The 29-year-old mother was was a college graduate, and employed by Battelle’s Idaho National Laboratory. This is the Nation’s leading research center for nuclear power. Mrs. Rutledge was known to enjoy outdoor activities, including camping and shooting. Based on her job, she was by no means ignorant.

So how did this tragic event happen then? There are several factors in handgun safety, especially if children may come into contact with the weapon.

Since the make and model of handgun has not been officially released, there is some speculation as to the actual cause due to differences in firearms.

Preventing unintentional discharge outside of the home can be minimized by following some simple steps.


If someone is carrying a handgun outside of their house, it is very likely they are doing it for self protection. As the saying goes, “an unloaded gun makes a terrible rock”, so the weapon is likely to be loaded.

In the case of semi-automatic handguns, the clip or magazine has to be loaded with bullets and then placed into the gun. Most handguns are not ready to fire at this point, as the slide on the top of the gun must be pulled back, chambering the first round. This is something a toddler is very unlikely to be able to do, and if nothing else, will take extra time which maybe enough for the parent to intervene.

A revolver of course doesn’t have this required step, once they are loaded, they are ready to fire.


The amount of force that has to be applied to the trigger in order to make the weapon fire is called “Trigger Pull Weight”. This can vary widely, but is usually 4 pounds or more. Some handguns are designed so that the first trigger pull is as high as 13lbs and after that it is a much easier 5lb.

Some handguns allow the hammer to be cocked back, this usually reduces the trigger pull weight. Handguns designed for competition marksmanship can have very low trigger pull weight, 3 pounds or less. These are not recommended for self-defense as they are too sensitive. 

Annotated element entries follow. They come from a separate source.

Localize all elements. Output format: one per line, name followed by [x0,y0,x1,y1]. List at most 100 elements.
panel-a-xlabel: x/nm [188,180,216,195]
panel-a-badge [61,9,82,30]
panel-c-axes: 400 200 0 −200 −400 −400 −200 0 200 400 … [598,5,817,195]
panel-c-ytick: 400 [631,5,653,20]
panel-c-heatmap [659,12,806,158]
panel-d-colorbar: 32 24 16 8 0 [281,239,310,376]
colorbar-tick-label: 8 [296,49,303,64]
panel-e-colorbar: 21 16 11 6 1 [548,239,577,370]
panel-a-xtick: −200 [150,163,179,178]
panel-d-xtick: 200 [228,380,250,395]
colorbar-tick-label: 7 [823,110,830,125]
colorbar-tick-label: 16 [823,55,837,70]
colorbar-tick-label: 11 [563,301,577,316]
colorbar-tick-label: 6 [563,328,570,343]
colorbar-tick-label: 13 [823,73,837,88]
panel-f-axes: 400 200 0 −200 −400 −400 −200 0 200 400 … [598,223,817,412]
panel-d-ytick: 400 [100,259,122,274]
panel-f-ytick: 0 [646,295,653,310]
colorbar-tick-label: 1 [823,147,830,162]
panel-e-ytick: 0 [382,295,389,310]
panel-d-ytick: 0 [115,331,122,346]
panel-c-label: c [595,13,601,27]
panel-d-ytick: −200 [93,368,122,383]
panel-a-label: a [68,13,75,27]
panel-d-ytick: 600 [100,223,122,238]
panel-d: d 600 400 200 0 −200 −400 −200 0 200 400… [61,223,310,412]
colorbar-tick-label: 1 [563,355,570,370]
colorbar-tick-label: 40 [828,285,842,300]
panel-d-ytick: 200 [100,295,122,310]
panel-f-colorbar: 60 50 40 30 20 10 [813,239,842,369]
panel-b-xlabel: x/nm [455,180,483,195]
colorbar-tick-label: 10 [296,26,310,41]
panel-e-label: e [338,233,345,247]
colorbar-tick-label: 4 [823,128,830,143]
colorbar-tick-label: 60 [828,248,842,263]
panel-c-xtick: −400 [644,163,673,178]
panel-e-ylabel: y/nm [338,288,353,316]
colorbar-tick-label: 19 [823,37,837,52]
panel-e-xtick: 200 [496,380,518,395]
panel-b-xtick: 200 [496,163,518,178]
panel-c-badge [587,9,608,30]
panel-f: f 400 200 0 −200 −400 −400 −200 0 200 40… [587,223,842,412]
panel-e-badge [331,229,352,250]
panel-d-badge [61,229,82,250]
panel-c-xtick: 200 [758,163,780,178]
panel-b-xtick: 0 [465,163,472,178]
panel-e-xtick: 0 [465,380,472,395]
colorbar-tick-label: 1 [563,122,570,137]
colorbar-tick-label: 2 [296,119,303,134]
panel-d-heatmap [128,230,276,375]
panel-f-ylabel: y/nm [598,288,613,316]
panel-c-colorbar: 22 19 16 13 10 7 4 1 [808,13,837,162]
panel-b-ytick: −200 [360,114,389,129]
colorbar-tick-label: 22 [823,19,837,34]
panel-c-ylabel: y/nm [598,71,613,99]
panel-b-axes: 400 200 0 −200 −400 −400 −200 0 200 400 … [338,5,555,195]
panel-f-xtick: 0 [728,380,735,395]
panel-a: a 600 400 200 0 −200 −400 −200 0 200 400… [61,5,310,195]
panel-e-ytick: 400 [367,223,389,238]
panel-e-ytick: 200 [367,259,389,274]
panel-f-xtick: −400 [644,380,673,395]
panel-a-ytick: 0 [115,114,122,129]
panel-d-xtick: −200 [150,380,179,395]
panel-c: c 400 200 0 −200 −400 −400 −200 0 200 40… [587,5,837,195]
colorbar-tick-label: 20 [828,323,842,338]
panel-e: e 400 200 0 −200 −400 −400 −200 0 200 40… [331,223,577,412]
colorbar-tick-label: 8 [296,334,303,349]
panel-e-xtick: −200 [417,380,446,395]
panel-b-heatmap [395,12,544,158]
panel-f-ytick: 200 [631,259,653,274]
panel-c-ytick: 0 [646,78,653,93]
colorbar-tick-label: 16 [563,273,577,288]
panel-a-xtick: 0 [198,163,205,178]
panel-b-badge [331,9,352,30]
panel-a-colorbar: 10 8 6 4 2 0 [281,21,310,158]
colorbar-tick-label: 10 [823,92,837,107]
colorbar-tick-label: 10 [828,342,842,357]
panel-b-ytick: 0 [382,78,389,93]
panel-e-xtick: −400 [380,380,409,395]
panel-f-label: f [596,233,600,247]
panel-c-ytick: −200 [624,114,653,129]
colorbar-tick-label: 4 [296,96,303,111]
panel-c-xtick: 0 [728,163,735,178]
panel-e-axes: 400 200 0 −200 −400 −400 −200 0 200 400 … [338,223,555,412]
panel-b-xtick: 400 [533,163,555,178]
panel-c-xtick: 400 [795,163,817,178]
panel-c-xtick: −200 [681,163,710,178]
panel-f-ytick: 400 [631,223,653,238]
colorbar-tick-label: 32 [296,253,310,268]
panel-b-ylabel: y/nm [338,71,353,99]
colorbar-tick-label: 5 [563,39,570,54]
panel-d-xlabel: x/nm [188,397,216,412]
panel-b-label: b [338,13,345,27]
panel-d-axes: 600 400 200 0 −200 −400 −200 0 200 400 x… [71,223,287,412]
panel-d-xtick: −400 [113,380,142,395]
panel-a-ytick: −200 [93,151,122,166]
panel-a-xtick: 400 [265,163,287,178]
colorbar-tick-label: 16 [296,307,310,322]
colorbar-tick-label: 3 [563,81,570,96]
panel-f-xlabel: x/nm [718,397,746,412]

It is highly unlikely a young child is going to be able to pull a 13 pound trigger, but 3 pounds is within their capability.


Handguns are manufactured with different kinds of safeties. Some handguns come from the manufacturer with no safety mechanism, but can be added before sale or by a professional gunsmith. 

There are several different types of safeties which all try to prevent accidental discharge.

Most people are familiar with the manual safety. This is usually a switch, button or lever which can be set to a “safe” position. Another commonly employed safety feature is a grip safety. This is a lever on the back of the grip that must be depressed before the weapon can be fired. Except in the case of very small handguns, a child’s hand will be to small to be able to reach the trigger and grip safety lever at the same time.

At Home

Inside the home, keeping the children away from guns is a far simpler matter. Gun safes will keep your weapons safe, both from accidental misuse by children, and from theft by burglars.

Gun safes can be expensive, a cheaper gun safety item is the trigger lock. These can be key or combination operated and start at under $20. Some trigger locks are not recommended for all weapons, contact a gun expert before entrusting your family’s safety to a trigger lock.